Maintaining a positive organisational culture requires you to be a responsible and timely payer. Forecasting how much cash you will have in the bank will help ensure you never miss payroll. If it’s just you in the company so far, you’ll need to make sure you can pay yourself too!

7. Prepare yourself for external changes

What if a supplier increases their rates? Or what if the government grant you were counting on is delayed? Any external change may have a direct knock-on effect on your cash flow.

Looking to the future, not to the past will help you understand the repercussions of such a change. What effect will this have on your cash flow next month, or six months down the line? It is this information that will guide you through making crucial operational decisions and mitigating risk.

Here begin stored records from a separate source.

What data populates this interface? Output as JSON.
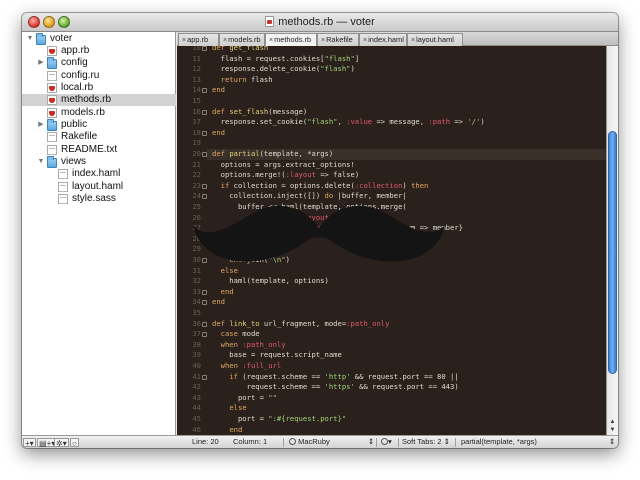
{
  "window": {
    "title": "methods.rb — voter"
  },
  "sidebar": {
    "items": [
      {
        "label": "voter",
        "icon": "folder-icon",
        "expanded": true,
        "depth": 0
      },
      {
        "label": "app.rb",
        "icon": "ruby-file-icon",
        "depth": 1
      },
      {
        "label": "config",
        "icon": "folder-icon",
        "expanded": false,
        "depth": 1
      },
      {
        "label": "config.ru",
        "icon": "text-file-icon",
        "depth": 1
      },
      {
        "label": "local.rb",
        "icon": "ruby-file-icon",
        "depth": 1
      },
      {
        "label": "methods.rb",
        "icon": "ruby-file-icon",
        "depth": 1,
        "selected": true
      },
      {
        "label": "models.rb",
        "icon": "ruby-file-icon",
        "depth": 1
      },
      {
        "label": "public",
        "icon": "folder-icon",
        "expanded": false,
        "depth": 1
      },
      {
        "label": "Rakefile",
        "icon": "text-file-icon",
        "depth": 1
      },
      {
        "label": "README.txt",
        "icon": "text-file-icon",
        "depth": 1
      },
      {
        "label": "views",
        "icon": "folder-icon",
        "expanded": true,
        "depth": 1
      },
      {
        "label": "index.haml",
        "icon": "text-file-icon",
        "depth": 2
      },
      {
        "label": "layout.haml",
        "icon": "text-file-icon",
        "depth": 2
      },
      {
        "label": "style.sass",
        "icon": "text-file-icon",
        "depth": 2
      }
    ],
    "footer": {
      "add": "+",
      "add_folder": "+",
      "action": "✲",
      "info": "○"
    }
  },
  "tabs": [
    {
      "label": "app.rb",
      "active": false
    },
    {
      "label": "models.rb",
      "active": false
    },
    {
      "label": "methods.rb",
      "active": true
    },
    {
      "label": "Rakefile",
      "active": false
    },
    {
      "label": "index.haml",
      "active": false
    },
    {
      "label": "layout.haml",
      "active": false
    }
  ],
  "editor": {
    "current_line": 20,
    "lines": [
      {
        "n": "10",
        "text": "def get_flash",
        "fold": true
      },
      {
        "n": "11",
        "text": "  flash = request.cookies[\"flash\"]"
      },
      {
        "n": "12",
        "text": "  response.delete_cookie(\"flash\")"
      },
      {
        "n": "13",
        "text": "  return flash"
      },
      {
        "n": "14",
        "text": "end",
        "fold": true
      },
      {
        "n": "15",
        "text": ""
      },
      {
        "n": "16",
        "text": "def set_flash(message)",
        "fold": true
      },
      {
        "n": "17",
        "text": "  response.set_cookie(\"flash\", :value => message, :path => '/')"
      },
      {
        "n": "18",
        "text": "end",
        "fold": true
      },
      {
        "n": "19",
        "text": ""
      },
      {
        "n": "20",
        "text": "def partial(template, *args)",
        "fold": true
      },
      {
        "n": "21",
        "text": "  options = args.extract_options!"
      },
      {
        "n": "22",
        "text": "  options.merge!(:layout => false)"
      },
      {
        "n": "23",
        "text": "  if collection = options.delete(:collection) then",
        "fold": true
      },
      {
        "n": "24",
        "text": "    collection.inject([]) do |buffer, member|",
        "fold": true
      },
      {
        "n": "25",
        "text": "      buffer << haml(template, options.merge("
      },
      {
        "n": "26",
        "text": "                    :layout => false,"
      },
      {
        "n": "27",
        "text": "                    :locals => {template.to_sym => member}"
      },
      {
        "n": "28",
        "text": "                  )"
      },
      {
        "n": "29",
        "text": "      )"
      },
      {
        "n": "30",
        "text": "    end.join(\"\\n\")",
        "fold": true
      },
      {
        "n": "31",
        "text": "  else"
      },
      {
        "n": "32",
        "text": "    haml(template, options)"
      },
      {
        "n": "33",
        "text": "  end",
        "fold": true
      },
      {
        "n": "34",
        "text": "end",
        "fold": true
      },
      {
        "n": "35",
        "text": ""
      },
      {
        "n": "36",
        "text": "def link_to url_fragment, mode=:path_only",
        "fold": true
      },
      {
        "n": "37",
        "text": "  case mode",
        "fold": true
      },
      {
        "n": "38",
        "text": "  when :path_only"
      },
      {
        "n": "39",
        "text": "    base = request.script_name"
      },
      {
        "n": "40",
        "text": "  when :full_url"
      },
      {
        "n": "41",
        "text": "    if (request.scheme == 'http' && request.port == 80 ||",
        "fold": true
      },
      {
        "n": "42",
        "text": "        request.scheme == 'https' && request.port == 443)"
      },
      {
        "n": "43",
        "text": "      port = \"\""
      },
      {
        "n": "44",
        "text": "    else"
      },
      {
        "n": "45",
        "text": "      port = \":#{request.port}\""
      },
      {
        "n": "46",
        "text": "    end"
      }
    ]
  },
  "statusbar": {
    "line": "Line: 20",
    "column": "Column: 1",
    "language": "MacRuby",
    "soft_tabs": "Soft Tabs:  2",
    "symbol": "partial(template, *args)"
  },
  "colors": {
    "editor_bg": "#2a211c",
    "keyword": "#e0a75f",
    "string": "#a5d27a",
    "symbol": "#e05a6d",
    "def_name": "#e8cf7a",
    "scrollbar": "#4a90e2"
  }
}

8. Track spending and stay in budget

Could you jot down your forecast on the back of a napkin from the numbers in your head? Great. How about tracking performance towards that forecast? Will the napkin alert you if you’ve gone over-budget?

Accurately forecasting your cash flow will better prepare you for the future and for serious discussions with your stakeholders. You need to know when you’re over or under budget so you can adapt your forecast moving forwards.

9. Avoid trading while insolvent

If things are tight and you’re becoming insolvent, you will usually have a legal duty to stop trading. A company becomes insolvent when it can no longer pay its bills, or when its liabilities outweigh its assets. If you can see it coming, you can often avoid it. But if you’ve got your head in the sand, you could be in for a very rocky ride.

So how do you go about creating a forecast?

You can either

  1. Ask your accountant for help creating one,
  2. Do it yourself in Excel using a template, or
  3. Use a cash flow forecasting tool like Float.

Getting a clear picture of where your how cash moves in and out of your business both now and in the future is a vital piece of intelligence for any ambitious business.